Foi sancionada e publicada no Diário Oficial do Distrito Federal nesta semana a Lei nº 7.934/2026, que institui o Programa de Proteção e Segurança Integral aos Profissionais. A proposição é de autoria da deputada Dayse Amarilio (PSB) e foi aprovada pela Câmara Legislativa no mês passado. A norma estabelece procedimentos para proteger física, psicológica e institucionalmente os profissionais de saúde em unidades públicas e privadas.
Medidas previstas
A lei prevê várias medidas para reduzir riscos no ambiente de trabalho. Entre elas estão o monitoramento por vídeo e o reconhecimento facial, com salvaguarda à privacidade do paciente; a contenção por barreiras físicas e acessos independentes para profissionais e pacientes; e a adoção de segurança ativa, por meio de segurança privada e patrulhamento preventivo no entorno das unidades.
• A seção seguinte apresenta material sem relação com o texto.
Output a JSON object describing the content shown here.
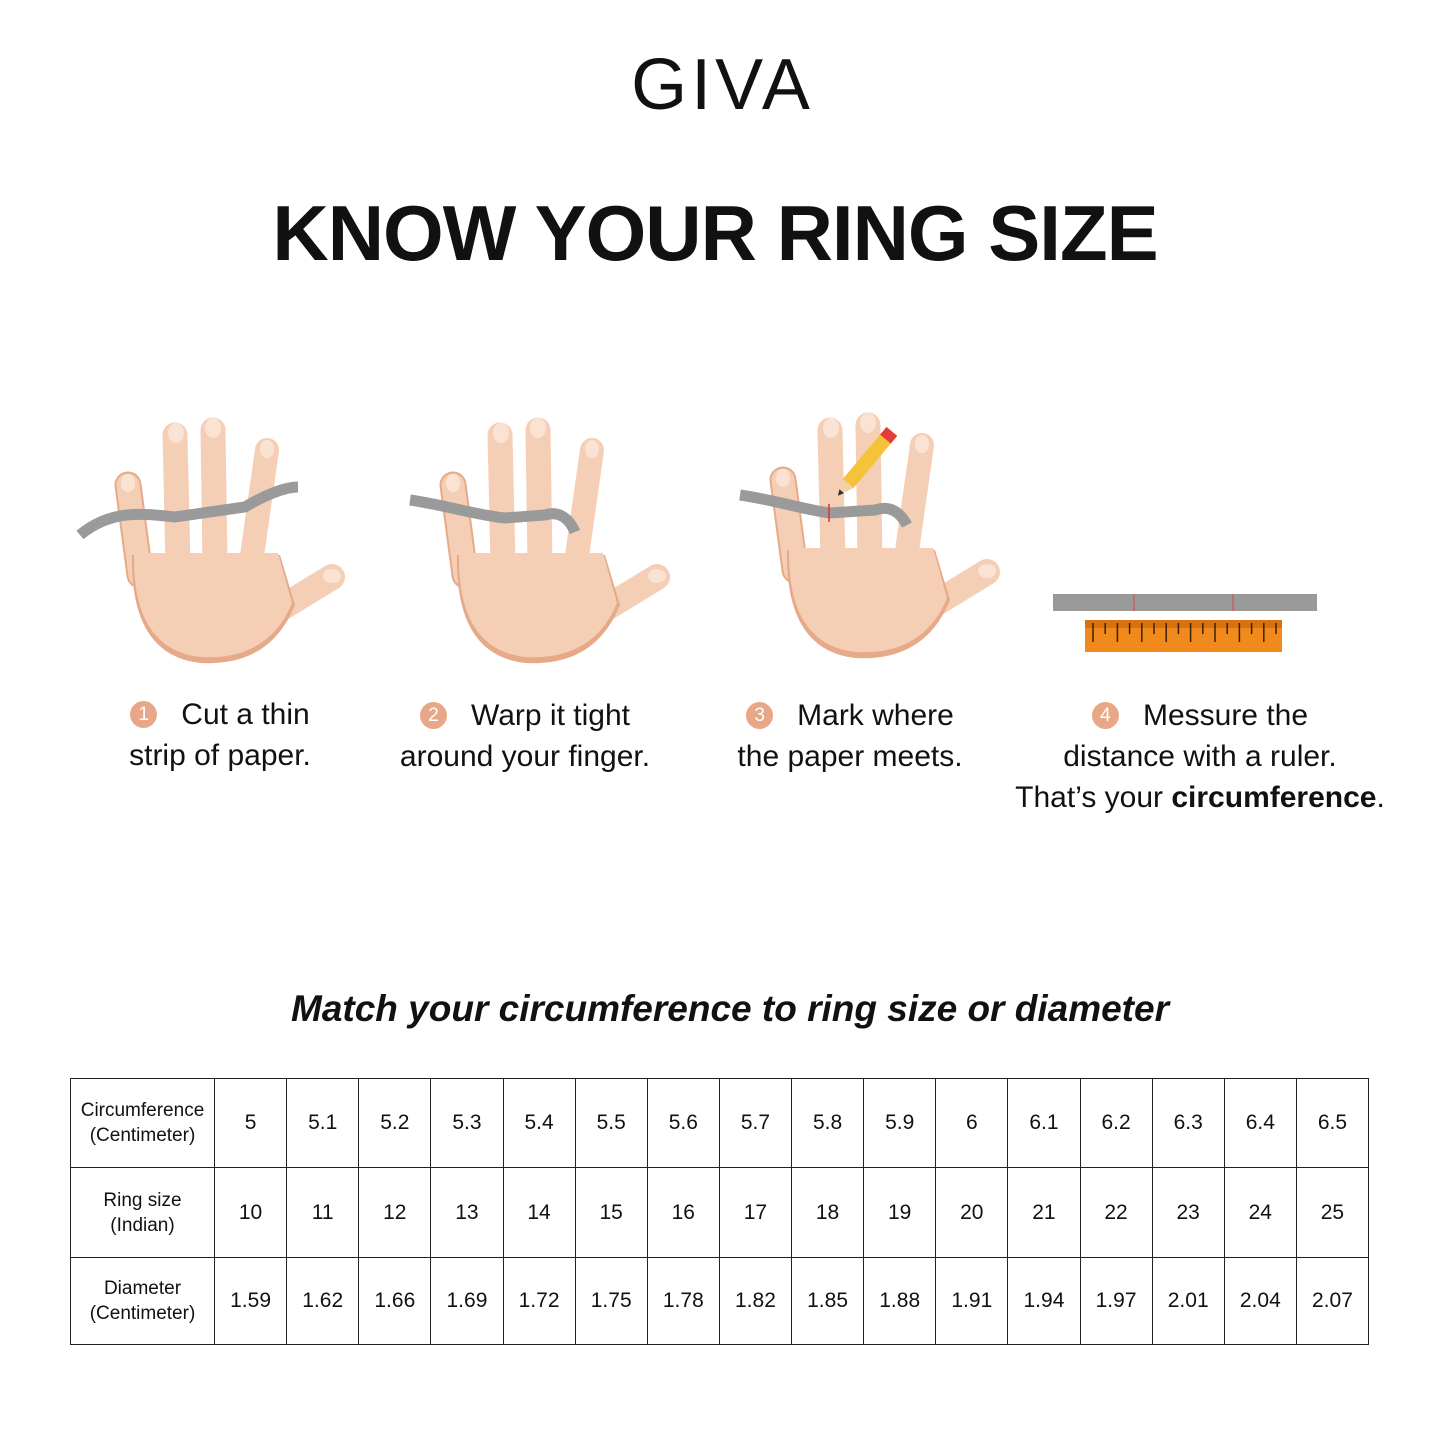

Também constam obrigatoriedades para infraestrutura: estacionamentos iluminados e áreas de repouso com controle de acesso serão providenciados pelas instituições, segundo o texto da lei.
Procedimentos em casos de ameaça ou violência
Conforme a nova legislação, na hipótese de ameaça, iminência ou prática de violência contra os profissionais da saúde, a instituição deve acionar imediatamente a autoridade competente para proteção e demais providências, incluindo, mas não se limitando, os órgãos de Polícia Judiciária e o Ministério Público. A instituição deve comunicar o setor de gestão de pessoas, fornecer suporte psicológico e jurídico gratuito e afastar, se necessário, o profissional de suas atividades enquanto perdurar a situação de risco, sem prejuízo da remuneração.
Sinalização e sanções
As instituições de saúde terão de fixar, em todos os locais de atendimento ao público, placa informando que a proteção aos profissionais da saúde é assegurada pela Lei. Em caso de descumprimento, os infratores estarão sujeitos a advertência ou a multas que podem chegar a R$ 10 mil.
Os valores arrecadados com a aplicação das multas deverão ser aplicados em políticas de prevenção à violência nas unidades de saúde públicas do DF.